Festival highlights will be broadcast later on BronxNet Television.
Sponsors include: New York City Department of Cultural Affairs, New York City Council, Howard Gilman Foundation, Rockefeller Brothers Fund, and SEBCO.
Casita Maria
Casita Maria is a K-12 grade school for immigrant kids in the South Bronx. They have an enviable college entry rate. Many famous people say that Casita Maria kept them off the streets and enabled them to build successful careers. One of them was National Medal of Arts winner Tina Ramirez, the founder of Ballet Hispánico. Some Casita Maria kids are unaccompanied, some have disabilities, but they are the most amazing bunch of young New Yorkers.
This is Casita Maria’s year-end arts performance. Famous artists perform at the festival because they are from the South Bronx, and many were Casita Maria kids.
Editor Keith: I and New York Latin Culture Magazine are kind of Casita Maria kids too.
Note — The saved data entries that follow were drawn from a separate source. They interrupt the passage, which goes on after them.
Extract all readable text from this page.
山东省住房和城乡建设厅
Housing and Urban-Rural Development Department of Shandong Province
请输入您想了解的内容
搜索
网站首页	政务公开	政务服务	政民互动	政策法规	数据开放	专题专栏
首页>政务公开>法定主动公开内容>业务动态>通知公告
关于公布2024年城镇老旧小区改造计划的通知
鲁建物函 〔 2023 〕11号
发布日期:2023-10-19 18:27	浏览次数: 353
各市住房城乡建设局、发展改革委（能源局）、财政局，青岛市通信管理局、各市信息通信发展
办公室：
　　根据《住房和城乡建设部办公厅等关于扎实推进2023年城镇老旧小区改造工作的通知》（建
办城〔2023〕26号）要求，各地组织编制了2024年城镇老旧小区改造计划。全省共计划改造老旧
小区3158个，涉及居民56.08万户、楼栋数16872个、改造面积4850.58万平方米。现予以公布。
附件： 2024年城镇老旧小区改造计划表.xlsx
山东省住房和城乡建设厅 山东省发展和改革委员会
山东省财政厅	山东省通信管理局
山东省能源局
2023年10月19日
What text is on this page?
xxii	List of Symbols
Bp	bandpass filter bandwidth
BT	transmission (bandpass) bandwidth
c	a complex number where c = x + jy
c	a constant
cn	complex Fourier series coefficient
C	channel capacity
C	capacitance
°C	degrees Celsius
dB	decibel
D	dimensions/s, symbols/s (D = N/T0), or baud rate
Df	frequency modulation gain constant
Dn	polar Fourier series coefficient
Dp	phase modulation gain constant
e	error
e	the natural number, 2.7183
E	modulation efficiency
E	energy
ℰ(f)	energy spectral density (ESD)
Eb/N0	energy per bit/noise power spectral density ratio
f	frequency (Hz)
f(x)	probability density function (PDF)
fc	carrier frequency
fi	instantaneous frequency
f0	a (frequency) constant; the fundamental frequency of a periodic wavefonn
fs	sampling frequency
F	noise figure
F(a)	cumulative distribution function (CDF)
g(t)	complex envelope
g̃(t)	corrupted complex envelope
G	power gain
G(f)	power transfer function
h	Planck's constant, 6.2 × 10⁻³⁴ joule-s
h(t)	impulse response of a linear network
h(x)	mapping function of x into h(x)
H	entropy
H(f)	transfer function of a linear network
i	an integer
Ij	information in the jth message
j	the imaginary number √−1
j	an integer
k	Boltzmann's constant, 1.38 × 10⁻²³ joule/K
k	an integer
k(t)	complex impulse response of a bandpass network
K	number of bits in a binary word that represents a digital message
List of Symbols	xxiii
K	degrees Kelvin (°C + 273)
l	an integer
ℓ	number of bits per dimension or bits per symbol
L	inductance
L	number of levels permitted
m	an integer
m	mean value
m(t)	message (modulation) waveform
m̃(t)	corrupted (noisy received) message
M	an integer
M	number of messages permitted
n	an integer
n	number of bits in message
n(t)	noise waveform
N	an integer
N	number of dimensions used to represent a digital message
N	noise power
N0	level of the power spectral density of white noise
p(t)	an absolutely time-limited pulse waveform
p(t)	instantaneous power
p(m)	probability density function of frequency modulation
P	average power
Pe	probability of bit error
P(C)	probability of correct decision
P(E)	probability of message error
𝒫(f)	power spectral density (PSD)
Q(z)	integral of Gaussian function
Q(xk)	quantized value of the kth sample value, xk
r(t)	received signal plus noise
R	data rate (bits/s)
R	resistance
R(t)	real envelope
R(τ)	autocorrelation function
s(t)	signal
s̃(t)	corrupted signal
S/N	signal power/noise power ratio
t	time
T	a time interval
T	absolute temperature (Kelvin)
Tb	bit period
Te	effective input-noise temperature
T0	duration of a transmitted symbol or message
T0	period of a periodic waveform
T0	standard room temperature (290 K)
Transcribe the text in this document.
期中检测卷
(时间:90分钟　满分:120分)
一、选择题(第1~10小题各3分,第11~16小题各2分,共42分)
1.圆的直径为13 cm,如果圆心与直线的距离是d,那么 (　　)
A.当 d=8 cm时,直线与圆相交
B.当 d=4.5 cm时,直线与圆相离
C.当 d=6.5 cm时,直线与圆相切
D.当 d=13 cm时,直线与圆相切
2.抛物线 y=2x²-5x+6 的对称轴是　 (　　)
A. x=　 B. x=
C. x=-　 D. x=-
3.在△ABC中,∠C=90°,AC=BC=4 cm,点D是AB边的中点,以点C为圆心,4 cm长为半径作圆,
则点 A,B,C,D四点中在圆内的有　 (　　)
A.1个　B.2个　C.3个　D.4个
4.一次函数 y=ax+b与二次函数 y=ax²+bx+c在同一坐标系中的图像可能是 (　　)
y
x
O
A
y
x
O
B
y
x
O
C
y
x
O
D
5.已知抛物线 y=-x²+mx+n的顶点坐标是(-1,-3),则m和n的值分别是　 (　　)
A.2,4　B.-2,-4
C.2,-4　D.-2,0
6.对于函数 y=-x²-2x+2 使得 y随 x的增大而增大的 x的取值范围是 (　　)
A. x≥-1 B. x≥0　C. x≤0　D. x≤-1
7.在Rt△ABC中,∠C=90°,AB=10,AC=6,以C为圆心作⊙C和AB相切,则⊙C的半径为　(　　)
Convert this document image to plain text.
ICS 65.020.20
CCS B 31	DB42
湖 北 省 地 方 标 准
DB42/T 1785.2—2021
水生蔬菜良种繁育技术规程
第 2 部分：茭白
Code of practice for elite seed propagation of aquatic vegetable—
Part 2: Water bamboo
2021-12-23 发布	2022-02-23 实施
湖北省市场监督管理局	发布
Several years ago, one of the board members crowned me a son of “Eleguá,” the Cuban Yoruba orisha of the crossroads. At the time, I didn’t know who or what that was, but as I read about him, I realized that I really am one of his sons and he has been around my entire life. I just didn’t have the African Diaspora context to understand. He’s a bit of a clown who brings people together, makes everyone laugh, and gets people to dance. I’m a journalist who brings people together, became funny in Spanish (after being crowned), and am one of the most fun Argentine tango dancers in the Caribbean. He’s also the saint of the truth, so I make mistakes, but do not lie. Good journalists are truth seekers. The diana that opens many salsa songs “E-le-le, le-le-le” is a call to Elegúa to open a channel to the divine because in both African Diaspora and Indigenous tradition, dance is how we pray. My spiritual connection with Eleguá informs everything I do and has expanded my world exponentially. Knowledge comes with responsibility and I take my responsibility very seriously. Thank you Casita Maria!